The part I actually want to talk about: making it work across OSes
I built it in Rust + Tauri (not Electron — the whole binary is under 10 MB; for something running in your menu bar all day, every idle megabyte is a tax the user pays forever).
But the genuinely hard problem wasn't the UI. It was detecting "a selection just happened" on three operating systems that each disagree about what that even means:
- Linux hands it to you — the PRIMARY selection buffer already exists at the protocol level.
- macOS has no native equivalent. You go through the Accessibility API to observe selection changes — which is also why there's a one-time permission prompt on first launch (the part everyone's rightly suspicious of). No Accessibility access, no select-to-copy. There's no quieter way to do it on macOS, and I'd rather explain that than bury it.
- Windows is its own dance through clipboard and focus APIs to figure out when a selection has actually settled versus when you're still mid-drag.
The real work was making "the selection is final — copy it now" feel instant without firing on every twitch of the cursor. Too eager and it copies garbage while you're just reading; too lazy and it feels broken. That tightrope was most of the three months.

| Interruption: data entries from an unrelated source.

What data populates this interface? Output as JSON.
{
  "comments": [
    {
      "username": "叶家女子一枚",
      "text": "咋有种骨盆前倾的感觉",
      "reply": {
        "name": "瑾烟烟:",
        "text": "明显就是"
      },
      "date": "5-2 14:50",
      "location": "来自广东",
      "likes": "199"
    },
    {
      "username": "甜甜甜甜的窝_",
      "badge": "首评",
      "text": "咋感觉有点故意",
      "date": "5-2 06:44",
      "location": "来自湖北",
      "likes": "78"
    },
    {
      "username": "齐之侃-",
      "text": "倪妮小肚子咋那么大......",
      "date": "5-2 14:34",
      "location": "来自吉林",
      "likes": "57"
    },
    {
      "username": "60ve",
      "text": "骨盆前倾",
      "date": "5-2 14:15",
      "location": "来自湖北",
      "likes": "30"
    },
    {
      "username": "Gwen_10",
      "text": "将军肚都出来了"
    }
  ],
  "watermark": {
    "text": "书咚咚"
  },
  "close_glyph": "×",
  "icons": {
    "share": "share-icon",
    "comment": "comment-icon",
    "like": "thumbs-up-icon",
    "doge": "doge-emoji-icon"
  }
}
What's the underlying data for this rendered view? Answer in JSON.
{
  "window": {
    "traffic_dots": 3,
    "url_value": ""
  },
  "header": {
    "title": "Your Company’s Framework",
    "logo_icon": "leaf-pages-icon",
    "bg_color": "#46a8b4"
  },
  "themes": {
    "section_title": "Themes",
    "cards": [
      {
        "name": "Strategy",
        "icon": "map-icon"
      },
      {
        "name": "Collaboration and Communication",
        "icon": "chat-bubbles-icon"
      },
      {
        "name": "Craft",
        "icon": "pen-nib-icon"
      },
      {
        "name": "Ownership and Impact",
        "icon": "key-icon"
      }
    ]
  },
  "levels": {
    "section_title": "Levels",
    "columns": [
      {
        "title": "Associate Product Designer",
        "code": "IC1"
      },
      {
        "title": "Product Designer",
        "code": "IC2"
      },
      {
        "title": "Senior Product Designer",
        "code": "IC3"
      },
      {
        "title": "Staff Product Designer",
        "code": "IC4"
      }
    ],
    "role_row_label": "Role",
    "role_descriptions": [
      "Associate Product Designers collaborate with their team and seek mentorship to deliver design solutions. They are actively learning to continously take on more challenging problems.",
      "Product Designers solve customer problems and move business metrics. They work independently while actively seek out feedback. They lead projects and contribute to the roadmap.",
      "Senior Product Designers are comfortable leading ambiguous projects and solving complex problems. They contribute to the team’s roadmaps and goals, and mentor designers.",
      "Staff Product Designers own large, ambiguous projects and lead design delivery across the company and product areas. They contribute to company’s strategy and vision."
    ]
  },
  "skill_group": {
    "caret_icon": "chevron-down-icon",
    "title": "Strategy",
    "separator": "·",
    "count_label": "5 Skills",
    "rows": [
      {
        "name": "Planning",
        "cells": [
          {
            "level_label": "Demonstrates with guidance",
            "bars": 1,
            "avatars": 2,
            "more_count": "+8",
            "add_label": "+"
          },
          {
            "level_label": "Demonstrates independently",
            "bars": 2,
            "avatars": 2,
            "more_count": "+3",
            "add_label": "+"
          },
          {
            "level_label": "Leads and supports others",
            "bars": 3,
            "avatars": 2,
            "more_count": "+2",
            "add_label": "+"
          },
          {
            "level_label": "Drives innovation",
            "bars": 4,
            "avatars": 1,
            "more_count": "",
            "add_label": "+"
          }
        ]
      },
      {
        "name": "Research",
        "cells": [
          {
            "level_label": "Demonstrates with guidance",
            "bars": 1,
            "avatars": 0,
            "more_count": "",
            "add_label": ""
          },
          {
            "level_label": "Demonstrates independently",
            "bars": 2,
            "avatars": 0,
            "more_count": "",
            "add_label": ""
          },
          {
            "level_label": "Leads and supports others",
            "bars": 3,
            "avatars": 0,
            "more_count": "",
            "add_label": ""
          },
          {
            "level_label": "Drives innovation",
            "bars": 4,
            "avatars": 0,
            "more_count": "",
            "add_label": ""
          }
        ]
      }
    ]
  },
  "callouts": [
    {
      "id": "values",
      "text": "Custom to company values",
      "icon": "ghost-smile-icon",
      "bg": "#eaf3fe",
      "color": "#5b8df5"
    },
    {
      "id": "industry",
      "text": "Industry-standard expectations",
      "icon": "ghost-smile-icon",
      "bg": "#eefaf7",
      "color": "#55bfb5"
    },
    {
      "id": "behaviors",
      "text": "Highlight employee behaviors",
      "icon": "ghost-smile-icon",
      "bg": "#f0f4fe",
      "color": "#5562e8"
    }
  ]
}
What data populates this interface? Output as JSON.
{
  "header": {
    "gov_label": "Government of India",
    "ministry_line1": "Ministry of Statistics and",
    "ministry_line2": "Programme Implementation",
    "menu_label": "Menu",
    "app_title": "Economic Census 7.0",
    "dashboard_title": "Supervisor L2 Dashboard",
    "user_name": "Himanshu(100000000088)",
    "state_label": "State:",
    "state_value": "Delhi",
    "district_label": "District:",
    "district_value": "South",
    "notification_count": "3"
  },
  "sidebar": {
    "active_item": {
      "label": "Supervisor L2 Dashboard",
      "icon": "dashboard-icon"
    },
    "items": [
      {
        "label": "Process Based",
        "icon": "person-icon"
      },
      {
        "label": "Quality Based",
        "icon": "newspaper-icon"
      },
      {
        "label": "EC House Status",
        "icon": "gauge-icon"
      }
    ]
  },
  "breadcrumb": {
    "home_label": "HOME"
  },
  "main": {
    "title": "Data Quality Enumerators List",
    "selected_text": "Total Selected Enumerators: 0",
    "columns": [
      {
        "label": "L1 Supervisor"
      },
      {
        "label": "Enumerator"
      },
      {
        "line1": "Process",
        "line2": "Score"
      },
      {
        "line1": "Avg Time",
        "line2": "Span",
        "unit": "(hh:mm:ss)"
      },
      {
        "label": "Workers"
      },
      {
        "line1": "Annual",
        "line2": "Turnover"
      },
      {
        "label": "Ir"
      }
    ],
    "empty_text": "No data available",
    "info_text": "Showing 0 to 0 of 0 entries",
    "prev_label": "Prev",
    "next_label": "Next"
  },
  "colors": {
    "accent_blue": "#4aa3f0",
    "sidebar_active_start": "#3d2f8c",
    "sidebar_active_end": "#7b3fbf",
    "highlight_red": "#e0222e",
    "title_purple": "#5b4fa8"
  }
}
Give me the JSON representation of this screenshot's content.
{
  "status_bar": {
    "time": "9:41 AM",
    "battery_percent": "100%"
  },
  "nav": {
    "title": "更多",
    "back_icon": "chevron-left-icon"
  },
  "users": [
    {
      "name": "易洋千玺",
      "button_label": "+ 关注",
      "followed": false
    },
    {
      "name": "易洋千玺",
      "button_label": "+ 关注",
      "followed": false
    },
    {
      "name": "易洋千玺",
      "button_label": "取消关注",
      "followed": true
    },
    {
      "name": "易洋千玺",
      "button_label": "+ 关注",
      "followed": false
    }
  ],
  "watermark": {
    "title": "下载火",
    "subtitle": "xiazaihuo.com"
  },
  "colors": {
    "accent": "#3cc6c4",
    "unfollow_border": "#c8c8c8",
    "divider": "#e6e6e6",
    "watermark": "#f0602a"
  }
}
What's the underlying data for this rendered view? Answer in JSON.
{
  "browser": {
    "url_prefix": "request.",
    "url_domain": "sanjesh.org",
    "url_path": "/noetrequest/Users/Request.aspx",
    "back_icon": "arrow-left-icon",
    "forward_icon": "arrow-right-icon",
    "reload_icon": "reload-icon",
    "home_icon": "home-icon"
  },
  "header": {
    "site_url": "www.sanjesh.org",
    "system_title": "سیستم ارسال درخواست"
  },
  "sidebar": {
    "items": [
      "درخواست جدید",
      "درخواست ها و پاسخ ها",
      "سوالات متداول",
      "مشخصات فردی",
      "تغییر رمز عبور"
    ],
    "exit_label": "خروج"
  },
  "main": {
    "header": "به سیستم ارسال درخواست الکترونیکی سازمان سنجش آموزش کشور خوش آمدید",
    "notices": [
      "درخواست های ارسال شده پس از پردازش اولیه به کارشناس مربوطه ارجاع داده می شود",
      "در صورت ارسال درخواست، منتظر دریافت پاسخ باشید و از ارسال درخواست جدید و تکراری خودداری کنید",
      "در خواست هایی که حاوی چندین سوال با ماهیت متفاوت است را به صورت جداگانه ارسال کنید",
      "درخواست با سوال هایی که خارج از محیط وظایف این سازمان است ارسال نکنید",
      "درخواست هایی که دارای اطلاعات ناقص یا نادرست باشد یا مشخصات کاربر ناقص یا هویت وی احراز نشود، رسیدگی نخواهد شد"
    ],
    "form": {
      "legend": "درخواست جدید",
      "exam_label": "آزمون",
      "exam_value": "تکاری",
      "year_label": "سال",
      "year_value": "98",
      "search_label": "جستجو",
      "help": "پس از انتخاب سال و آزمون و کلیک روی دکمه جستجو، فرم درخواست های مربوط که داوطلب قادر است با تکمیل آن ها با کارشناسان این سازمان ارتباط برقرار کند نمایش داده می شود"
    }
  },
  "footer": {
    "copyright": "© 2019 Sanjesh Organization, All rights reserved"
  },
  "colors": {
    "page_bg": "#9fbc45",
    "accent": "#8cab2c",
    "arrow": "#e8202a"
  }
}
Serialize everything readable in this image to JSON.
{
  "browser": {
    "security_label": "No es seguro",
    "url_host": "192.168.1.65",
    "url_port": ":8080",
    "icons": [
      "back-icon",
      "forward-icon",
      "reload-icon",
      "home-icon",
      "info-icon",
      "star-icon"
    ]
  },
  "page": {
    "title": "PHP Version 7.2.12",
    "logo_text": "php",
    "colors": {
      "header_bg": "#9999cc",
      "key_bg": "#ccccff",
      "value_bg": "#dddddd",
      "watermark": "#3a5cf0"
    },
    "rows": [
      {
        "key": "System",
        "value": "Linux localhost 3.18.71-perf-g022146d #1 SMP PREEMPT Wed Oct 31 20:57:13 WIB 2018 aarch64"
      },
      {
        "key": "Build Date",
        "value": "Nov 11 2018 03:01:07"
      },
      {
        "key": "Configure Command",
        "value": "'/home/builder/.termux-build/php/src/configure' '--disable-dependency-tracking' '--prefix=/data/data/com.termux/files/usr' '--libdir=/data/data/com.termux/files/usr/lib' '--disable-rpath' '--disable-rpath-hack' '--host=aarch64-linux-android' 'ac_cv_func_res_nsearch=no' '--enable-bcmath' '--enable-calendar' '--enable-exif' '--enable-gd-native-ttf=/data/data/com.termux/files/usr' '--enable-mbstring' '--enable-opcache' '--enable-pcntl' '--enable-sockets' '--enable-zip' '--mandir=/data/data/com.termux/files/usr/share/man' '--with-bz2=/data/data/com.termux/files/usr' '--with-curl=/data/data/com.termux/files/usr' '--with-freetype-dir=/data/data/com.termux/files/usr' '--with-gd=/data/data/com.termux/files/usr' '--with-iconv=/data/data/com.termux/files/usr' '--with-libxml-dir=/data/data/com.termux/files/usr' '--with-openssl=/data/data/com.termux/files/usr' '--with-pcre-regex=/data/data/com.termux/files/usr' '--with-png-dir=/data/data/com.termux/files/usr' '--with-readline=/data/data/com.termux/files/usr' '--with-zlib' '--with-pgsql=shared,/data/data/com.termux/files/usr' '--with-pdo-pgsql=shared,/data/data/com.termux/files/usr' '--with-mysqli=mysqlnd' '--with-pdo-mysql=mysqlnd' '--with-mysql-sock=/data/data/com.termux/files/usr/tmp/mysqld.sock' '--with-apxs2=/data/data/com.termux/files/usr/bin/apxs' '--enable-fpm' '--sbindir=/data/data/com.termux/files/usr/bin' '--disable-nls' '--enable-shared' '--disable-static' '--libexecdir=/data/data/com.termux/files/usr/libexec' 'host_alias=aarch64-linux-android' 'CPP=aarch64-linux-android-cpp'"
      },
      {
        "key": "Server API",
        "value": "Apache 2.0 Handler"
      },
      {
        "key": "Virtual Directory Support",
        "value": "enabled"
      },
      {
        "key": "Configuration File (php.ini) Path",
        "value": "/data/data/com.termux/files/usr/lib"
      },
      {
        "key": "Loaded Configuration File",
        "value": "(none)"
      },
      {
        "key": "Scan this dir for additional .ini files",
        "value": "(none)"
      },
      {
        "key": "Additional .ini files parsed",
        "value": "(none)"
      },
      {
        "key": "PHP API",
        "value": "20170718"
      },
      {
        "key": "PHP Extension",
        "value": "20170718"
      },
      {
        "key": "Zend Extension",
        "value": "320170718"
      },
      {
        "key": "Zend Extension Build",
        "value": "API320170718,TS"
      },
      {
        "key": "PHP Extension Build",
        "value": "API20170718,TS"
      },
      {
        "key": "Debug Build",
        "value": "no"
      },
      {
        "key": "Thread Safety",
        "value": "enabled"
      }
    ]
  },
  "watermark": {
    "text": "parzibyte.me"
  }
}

(Linux users know this tightrope intimately — everyone who's used X11 has at some point highlighted text just to read it, accidentally middle-clicked, and pasted a random sentence into a terminal. The feature and the footgun are the same mechanism.)
Where it's at
It's free. macOS 11+ (universal Apple Silicon + Intel), Windows 10/11 in beta, Linux builds too (though you already have half of this 🐧). Clips never leave your machine — no account, no cloud, anonymous opt-out stats only, never the contents.
But mostly I'm curious whether other people see the four-step thing the way I started to, or whether I just broke my own brain staring at it.
So, two honest questions:
- Now that it's pointed out — does the "four actions for one action" bug you, or is it genuinely invisible/fine for you?
- What would make you trust a tool that auto-copies on select enough to leave it running all day?